KUALA LUMPUR: Small and medium-sized enterprises (SMEs) in Malaysia are not quite ready for the fourth industrial revolution (IR4.0), which could spell trouble as the world advances further.

Out of some 50,000 SMEs in the country, only 300 have signed up for the evaluation for the selection process for a complimentary readiness assessment (RA) by the International Trade and Industry Ministry (Miti).

Miti has a budget of RM15mil to conduct the RA for 500 qualified SMEs.

Deputy International Trade and Industry Minister Dr Ong Kian Ming said many CEOs do not even know where to begin when the IR4.0 topic pops up.
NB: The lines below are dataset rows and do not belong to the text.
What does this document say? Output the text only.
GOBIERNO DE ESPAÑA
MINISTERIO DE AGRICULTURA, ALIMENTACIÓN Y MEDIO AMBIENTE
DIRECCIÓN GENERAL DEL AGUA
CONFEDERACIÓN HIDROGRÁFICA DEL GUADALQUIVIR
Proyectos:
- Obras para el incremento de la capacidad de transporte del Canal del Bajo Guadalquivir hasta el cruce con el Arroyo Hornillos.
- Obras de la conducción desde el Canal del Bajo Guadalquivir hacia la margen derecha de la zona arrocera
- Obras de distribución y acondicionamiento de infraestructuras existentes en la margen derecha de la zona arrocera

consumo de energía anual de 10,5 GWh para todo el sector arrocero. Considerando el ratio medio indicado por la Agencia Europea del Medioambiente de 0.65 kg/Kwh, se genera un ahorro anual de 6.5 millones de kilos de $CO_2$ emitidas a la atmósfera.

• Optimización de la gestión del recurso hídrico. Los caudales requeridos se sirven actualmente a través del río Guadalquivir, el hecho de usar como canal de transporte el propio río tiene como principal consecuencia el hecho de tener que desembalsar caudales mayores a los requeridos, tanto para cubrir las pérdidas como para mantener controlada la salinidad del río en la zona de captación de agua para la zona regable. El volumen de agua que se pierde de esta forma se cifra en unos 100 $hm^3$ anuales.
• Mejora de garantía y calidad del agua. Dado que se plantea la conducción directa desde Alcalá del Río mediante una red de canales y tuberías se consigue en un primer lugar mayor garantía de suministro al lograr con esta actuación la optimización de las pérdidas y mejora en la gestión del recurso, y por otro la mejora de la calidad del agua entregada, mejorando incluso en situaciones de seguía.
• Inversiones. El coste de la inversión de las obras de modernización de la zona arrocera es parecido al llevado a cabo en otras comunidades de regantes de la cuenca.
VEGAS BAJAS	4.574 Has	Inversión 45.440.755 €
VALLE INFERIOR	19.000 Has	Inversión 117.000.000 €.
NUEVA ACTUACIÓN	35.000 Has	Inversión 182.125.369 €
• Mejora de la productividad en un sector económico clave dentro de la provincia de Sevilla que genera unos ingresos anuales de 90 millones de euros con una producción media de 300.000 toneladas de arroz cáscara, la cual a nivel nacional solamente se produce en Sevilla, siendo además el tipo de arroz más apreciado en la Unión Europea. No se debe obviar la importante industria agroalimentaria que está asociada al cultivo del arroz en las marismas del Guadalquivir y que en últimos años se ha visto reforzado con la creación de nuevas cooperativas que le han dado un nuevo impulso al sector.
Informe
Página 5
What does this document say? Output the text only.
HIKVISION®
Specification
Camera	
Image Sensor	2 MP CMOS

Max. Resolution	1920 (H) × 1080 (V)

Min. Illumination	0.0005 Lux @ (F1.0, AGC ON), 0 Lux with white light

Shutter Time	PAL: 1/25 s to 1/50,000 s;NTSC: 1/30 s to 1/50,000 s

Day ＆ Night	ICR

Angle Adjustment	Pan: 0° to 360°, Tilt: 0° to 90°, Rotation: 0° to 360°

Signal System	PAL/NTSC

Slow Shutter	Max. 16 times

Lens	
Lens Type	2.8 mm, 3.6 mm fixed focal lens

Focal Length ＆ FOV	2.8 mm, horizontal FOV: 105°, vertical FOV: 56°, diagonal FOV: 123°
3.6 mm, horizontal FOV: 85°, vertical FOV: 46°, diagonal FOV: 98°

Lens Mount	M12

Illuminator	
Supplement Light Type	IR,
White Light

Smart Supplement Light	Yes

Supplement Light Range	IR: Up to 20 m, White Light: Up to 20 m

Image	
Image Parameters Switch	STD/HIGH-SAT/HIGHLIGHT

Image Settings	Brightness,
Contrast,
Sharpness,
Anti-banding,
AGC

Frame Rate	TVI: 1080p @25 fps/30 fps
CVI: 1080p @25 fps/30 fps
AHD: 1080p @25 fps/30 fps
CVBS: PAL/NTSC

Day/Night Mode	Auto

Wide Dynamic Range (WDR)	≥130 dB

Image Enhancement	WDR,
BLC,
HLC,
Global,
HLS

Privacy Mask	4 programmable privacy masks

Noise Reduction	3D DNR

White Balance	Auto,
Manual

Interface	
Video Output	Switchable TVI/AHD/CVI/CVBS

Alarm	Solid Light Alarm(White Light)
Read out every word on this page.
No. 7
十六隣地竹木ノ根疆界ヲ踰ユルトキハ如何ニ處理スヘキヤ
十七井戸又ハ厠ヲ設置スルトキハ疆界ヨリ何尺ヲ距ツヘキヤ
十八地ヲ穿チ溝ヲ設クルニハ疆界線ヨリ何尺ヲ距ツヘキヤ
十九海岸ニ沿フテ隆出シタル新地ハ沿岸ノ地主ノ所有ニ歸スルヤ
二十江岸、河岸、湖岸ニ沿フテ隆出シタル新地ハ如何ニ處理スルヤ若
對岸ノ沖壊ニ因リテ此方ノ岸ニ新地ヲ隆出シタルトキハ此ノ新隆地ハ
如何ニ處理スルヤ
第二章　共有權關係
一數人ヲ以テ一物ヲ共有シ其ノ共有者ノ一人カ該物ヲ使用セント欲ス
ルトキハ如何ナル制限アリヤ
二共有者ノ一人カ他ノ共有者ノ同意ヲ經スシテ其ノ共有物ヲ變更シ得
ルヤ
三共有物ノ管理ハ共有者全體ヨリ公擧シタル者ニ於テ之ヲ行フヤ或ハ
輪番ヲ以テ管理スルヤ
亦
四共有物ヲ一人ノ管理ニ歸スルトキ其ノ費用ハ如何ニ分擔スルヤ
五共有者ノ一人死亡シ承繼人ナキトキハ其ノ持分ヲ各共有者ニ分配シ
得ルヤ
“They don’t know which aspect of IR4.0 they should concentrate on, so Miti has developed a sophisticated programme whereby we do it for free for 500 SMEs.

“We will send our own assessors that we have trained to evaluate the different components of IR4.0 that these companies should be involved in and come up with a matrix and framework they should focus on,” he said during the Perdana Leadership Foundation CEO Forum 2019.

To Ong’s surprise, there were even companies that asked him if they should hire IT experts just to fill in an online survey form for the evaluation.

“I think we still have a lot of work cut out for us to spread the message out there.

“I don’t think it’s worrying, but I think it shows the sort of challenges that we are facing because many SMEs still don’t know about IR4.0. So, it’s now even more urgent for us to do more outreach in different ways,” he said.

Although Miti has covered each state with its outreach programmes, it has identified several locations for its second round, such as Batu Pahat, Kluang, Taiping, states on the east coast, Sabah, Sarawak and several other areas with industrial estates in Selangor.

The RA will kick off in the second quarter this year and Miti will hold the outreach efforts concurrently.

The subsequent process after the RA is what will really give a boost to the economy, as far as Malaysia is concerned.

“Looking at specific areas that we have recommended, this is where the service providers come in.

“This is very important for the new economy that can grow out of IR4.0 because not only do we want to improve the manufacturing sector in terms of processes but in terms of service providers, this is where a lot of the local players can come in,” Ong said.

He added that SMEs were focusing on cost-saving measures and would look for local service providers that could assist them in terms of data analytics and Internet of things (IoT).

There will not be any disbursement of funds to the SMEs during the RA. Funding, if any, will be from the business intervention part, where SMEs that have gone through the RA can apply for a 70:30 funding (70% government, 30% self).

Those who have undertaken the RA can also opt to fund themselves entirely via internal funding.

It is, of course, not all negative, as Miti pushes SMEs to embrace IR4.0.

Ong shared how he had linked a dates manufacturing company in Kelantan, which exports to Middle Eastern countries, to a semiconductor vision inspection company in Penang.

“One of the problems faced by the dates manufacturer was how to efficiently process to identify dates that are not rotten from within.

“So I introduced this company to the vision inspection company. If they can do it for semiconductors, maybe they can come up with a solution for dates,” said Ong.